Secondo Desole c’è proprio un cortocircuito nella gestione del Cup: «L’acronimo significa Centro unico di prenotazione. Ma di unico ha solo il nome. Perché a livello operativo parliamo di 24 diramazioni, cioè di un Cup per ogni distretto delle Asl (21) e per ogni Aou. Gestire questa struttura capillare va a scapito della trasparenza, e non si riesce a individuare dove il sistema si ingolfi e dove siano localizzate le criticità. Non è ammissibile che il Cup disattenda completamente i Rao, cioè i raggruppamenti di attesa omogenei, e dia risposte con ritardi di sei mesi o un anno. Ci sono patologie che non tollerano queste tempistiche. A questo punto sarebbe molto meglio introdurre dei Cup dedicati. Mi spiego: un Cup oncologico, un Cup cardiologico, un Cup diabetologico, ciascuno con una propria specialità.

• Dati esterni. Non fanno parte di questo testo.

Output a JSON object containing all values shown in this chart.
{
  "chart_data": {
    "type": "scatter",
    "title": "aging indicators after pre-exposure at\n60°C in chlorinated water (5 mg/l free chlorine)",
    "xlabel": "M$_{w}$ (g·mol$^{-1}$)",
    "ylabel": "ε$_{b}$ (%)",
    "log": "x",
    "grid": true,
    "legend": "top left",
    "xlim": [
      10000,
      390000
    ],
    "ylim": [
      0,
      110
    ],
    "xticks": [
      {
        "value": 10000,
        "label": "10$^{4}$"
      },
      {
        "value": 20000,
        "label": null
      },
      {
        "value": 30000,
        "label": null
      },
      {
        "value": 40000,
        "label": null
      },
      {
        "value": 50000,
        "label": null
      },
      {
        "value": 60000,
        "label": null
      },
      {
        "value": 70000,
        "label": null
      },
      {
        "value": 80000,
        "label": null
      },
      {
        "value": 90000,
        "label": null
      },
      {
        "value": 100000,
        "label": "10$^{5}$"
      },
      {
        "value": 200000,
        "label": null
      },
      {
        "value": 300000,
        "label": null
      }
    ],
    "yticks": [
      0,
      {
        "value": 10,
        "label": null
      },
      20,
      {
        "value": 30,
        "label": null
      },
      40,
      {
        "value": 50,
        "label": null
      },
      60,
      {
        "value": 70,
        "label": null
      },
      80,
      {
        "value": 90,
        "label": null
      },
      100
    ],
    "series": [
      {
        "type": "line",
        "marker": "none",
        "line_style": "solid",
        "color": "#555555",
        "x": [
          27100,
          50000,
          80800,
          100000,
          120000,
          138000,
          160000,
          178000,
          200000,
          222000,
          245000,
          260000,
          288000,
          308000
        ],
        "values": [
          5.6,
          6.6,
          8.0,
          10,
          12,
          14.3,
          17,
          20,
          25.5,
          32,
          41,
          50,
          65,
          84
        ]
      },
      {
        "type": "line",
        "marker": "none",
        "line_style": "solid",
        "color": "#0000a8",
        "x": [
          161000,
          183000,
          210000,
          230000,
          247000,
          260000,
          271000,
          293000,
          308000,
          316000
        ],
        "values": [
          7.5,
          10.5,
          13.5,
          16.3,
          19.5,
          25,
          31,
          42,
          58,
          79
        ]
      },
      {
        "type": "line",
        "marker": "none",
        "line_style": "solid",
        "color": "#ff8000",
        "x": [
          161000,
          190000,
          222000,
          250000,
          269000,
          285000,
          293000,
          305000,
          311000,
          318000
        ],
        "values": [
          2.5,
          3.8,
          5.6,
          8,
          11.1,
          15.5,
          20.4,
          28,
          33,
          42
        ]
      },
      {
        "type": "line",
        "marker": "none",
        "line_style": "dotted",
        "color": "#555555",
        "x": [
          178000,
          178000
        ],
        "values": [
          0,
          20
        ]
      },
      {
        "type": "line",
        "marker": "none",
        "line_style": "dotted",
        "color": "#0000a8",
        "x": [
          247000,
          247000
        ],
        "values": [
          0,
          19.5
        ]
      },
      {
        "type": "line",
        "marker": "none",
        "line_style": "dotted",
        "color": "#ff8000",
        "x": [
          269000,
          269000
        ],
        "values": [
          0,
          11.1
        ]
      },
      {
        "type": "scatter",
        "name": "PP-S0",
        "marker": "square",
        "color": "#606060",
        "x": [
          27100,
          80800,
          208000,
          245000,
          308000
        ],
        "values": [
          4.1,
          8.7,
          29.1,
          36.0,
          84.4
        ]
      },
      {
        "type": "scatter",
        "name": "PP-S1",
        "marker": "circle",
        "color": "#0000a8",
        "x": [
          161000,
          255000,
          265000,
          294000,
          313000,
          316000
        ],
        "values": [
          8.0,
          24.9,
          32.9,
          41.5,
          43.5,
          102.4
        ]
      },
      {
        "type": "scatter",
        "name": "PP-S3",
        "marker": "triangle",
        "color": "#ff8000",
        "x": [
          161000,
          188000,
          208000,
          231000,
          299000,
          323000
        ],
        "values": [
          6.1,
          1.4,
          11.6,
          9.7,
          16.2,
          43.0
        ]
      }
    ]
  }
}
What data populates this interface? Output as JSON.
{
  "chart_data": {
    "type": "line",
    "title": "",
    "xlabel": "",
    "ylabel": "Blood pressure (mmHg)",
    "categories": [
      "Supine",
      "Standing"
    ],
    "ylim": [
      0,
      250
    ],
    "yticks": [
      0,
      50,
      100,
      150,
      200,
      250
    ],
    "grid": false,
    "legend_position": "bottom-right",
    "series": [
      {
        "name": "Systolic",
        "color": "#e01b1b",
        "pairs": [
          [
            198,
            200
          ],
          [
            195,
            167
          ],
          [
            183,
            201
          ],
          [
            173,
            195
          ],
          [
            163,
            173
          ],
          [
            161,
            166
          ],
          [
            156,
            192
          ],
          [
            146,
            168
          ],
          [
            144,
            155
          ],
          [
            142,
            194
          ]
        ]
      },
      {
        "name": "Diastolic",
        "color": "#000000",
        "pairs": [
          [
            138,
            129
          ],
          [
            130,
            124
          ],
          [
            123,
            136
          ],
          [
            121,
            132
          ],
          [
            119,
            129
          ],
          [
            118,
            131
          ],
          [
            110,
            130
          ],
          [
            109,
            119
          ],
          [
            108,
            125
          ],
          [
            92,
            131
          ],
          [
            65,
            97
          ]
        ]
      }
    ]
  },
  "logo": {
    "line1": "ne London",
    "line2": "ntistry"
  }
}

Forse, operando fuori dal calderone generalizzato delle prestazioni, si riuscirebbe a organizzare le agende con più precisione».

Questa inefficienza del Cup è confermata dall’esperienza di un medico di una struttura pubblica, che per ovvie ragioni non può apparire con nome e cognome: «I pazienti molto spesso non riescono a prenotarsi anche se noi medici vediamo sulla schermata del Sisar tanti appuntamenti disponibili. Queste date libere spesso non vengono occupate e prenotate perché le impegnative formulate non concordano con i Rao. Un sistema malato che di fatto rende pazienti e medico ostaggio di ottusa burocrazia, e che dovrebbe essere rivisto con l’ottica di offrire il migliore servizio in tempi dignitosi, magari adeguando la prenotazione in sede Cup, senza mettere in croce il paziente, il familiare, il medico. Lo specialista inoltre non ha la possibilità di prenotare direttamente i controlli, né di “forzare” le agende». E questo è un ulteriore problema, che secondo i medici di base andrebbe risolto: «Quando mando un paziente da uno specialista – dice Desole – è più logico che sia il collega a poter prenotare direttamente il controllo successivo. Che senso ha rimandarlo da me, e che sia io a fare una nuova prescrizione per il Cup?».